Here is what I served: chicken salad with dried cranberries, celery, and roasted pecans, all arranged on bed of lettuce bordered by triangles of tomatoes, local, of course; homemade cornbread; and green grapes. For dessert we had cream and cherry parfaits along with lemon-frosted shortbread. Barbara is a very appreciative guest and, I’m happy to report, a good eater. However, when she said, “That shortbread is to die for,” I knew the meal was a success. I also knew her gift would be a success as I had bought a blue-swirl plate from a Maine potter and filled it with some of the shortbread.

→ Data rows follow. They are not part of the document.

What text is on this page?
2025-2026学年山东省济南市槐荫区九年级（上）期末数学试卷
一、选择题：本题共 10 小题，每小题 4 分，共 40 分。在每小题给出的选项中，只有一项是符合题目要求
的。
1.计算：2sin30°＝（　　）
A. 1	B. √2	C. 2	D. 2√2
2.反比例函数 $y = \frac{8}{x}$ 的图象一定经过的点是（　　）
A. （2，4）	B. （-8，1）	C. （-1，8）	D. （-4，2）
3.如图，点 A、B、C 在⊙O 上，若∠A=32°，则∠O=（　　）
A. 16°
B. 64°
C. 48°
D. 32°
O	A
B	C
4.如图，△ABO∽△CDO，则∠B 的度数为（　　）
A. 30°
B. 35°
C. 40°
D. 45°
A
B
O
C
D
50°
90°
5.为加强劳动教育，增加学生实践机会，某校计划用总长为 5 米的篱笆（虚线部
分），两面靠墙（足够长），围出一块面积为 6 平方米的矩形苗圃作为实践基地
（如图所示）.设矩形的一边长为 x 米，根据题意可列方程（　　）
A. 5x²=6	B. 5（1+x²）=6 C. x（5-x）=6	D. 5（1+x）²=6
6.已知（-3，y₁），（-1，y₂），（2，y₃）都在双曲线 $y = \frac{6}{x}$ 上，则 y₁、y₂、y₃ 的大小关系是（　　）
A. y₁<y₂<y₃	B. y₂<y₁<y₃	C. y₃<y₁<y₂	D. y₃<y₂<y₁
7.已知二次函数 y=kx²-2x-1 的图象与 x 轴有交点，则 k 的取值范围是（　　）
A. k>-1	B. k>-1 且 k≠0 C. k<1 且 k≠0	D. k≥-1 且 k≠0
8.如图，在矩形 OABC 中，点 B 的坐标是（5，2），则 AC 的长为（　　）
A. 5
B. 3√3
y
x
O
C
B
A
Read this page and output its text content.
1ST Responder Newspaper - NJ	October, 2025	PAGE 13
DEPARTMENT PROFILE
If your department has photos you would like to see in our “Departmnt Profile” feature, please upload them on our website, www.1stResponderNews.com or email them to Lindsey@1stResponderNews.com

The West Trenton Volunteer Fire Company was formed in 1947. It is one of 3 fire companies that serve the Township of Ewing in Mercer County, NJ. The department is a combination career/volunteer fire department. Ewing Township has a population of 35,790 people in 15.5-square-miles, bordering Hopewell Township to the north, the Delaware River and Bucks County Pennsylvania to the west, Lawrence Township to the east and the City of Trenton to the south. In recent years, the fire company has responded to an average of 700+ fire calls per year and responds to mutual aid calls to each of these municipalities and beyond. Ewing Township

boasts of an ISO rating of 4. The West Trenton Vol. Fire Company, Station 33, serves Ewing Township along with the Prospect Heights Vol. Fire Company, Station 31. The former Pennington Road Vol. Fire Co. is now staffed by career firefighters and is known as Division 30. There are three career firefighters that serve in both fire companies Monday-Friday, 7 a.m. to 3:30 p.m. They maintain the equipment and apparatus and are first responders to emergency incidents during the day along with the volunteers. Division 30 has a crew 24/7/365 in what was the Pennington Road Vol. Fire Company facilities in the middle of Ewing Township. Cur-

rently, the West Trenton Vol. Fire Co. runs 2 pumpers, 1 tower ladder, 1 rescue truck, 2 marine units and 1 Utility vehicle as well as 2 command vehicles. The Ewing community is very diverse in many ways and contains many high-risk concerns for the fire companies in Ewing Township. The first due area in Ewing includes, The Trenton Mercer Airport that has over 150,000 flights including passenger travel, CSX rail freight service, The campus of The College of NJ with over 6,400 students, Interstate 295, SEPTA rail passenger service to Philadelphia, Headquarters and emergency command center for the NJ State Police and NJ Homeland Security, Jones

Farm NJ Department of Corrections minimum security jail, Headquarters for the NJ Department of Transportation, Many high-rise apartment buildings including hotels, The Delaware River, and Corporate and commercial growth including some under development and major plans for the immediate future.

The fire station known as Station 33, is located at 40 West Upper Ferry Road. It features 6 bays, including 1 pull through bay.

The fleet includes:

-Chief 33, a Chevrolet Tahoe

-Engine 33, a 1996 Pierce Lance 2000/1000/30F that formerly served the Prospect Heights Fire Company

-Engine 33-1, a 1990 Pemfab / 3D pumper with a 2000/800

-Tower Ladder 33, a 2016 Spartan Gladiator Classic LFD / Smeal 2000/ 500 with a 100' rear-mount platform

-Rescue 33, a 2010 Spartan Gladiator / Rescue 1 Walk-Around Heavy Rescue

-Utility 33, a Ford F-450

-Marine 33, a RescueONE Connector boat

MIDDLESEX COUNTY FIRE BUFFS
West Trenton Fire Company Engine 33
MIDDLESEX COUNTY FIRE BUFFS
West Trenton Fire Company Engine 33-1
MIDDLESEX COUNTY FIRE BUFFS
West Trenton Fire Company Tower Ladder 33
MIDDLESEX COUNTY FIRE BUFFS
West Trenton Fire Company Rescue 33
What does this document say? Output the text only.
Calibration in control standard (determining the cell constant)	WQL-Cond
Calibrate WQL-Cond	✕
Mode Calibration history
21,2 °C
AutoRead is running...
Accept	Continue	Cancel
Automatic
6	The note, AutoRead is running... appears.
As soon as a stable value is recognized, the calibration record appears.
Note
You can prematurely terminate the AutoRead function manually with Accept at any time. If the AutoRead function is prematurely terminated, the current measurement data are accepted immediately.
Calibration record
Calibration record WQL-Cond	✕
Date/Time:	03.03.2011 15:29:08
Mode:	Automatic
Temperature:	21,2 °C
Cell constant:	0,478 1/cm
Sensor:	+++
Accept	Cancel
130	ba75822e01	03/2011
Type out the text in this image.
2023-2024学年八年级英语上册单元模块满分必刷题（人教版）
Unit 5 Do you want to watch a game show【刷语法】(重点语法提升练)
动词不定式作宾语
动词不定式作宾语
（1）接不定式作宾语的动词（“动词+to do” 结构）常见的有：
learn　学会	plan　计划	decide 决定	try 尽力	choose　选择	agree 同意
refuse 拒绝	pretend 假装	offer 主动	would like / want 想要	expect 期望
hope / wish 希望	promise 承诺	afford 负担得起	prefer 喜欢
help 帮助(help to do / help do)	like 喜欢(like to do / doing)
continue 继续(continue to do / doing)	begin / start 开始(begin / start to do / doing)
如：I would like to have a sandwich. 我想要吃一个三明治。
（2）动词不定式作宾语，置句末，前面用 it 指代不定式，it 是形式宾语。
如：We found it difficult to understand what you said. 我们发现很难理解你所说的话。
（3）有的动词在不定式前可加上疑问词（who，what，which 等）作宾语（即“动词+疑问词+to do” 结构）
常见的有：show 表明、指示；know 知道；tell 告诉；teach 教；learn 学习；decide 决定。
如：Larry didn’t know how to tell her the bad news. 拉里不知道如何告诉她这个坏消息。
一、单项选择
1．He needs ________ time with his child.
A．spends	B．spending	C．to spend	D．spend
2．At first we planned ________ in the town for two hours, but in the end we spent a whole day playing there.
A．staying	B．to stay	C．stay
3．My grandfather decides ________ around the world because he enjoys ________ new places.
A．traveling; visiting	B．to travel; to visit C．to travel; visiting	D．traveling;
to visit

Eating and talking, we spent a good part of the afternoon on that sunny patio, with the dog alternately begging for handouts and running around the fenced-in backyard. After Barbara left, I felt happy and content. I had gotten up very early to make the cornbread, the shortbread, and the parfaits. The night before, I had roasted the chicken for the salads. All of the food was simple to make, but it took time, something that Americans never seem to have enough of, and ultimately what I gave Barbara was the gift of my time. And it felt good to give this gift.

Cherry Parfait
Cherry Parfait

Here is the recipe for the cherry parfait. I got the recipe from my friend Beth Clark, and she, in turn, got it from her aunt.

1 cup whipping cream
1 cup sour cream
3 tablespoons of sugar
1 can of cherries (I used bing cherries canned in Oregon.)
1 teaspoon of vanilla
dash of salt

Whip cream with sugar, vanilla, and salt. Fold in sour cream. Alternate layers of cherries with whipped cream mixture in parfait glasses, beginning with cherries and ending with cream. Top with cherry. Chill.

The shortbread “to die for” is a recipe from the New York Times Cook Book (published in 1961), but I’m convinced that the secret to its deliciousness is the brand of butter I use—Kate’s Butter, made by the Patry family in Old Orchard Beach, Maine. (Their website is On the box of butter, it says that the butter is made without dyes or preservatives and that the milk comes from cows that have not been treated with artificial growth hormones. Whatever the case may be, Kate’s butter is quite simply the best commercial butter I have ever tasted, and once I went down Kate’s buttery road, there was no turning back. It is the only butter I use.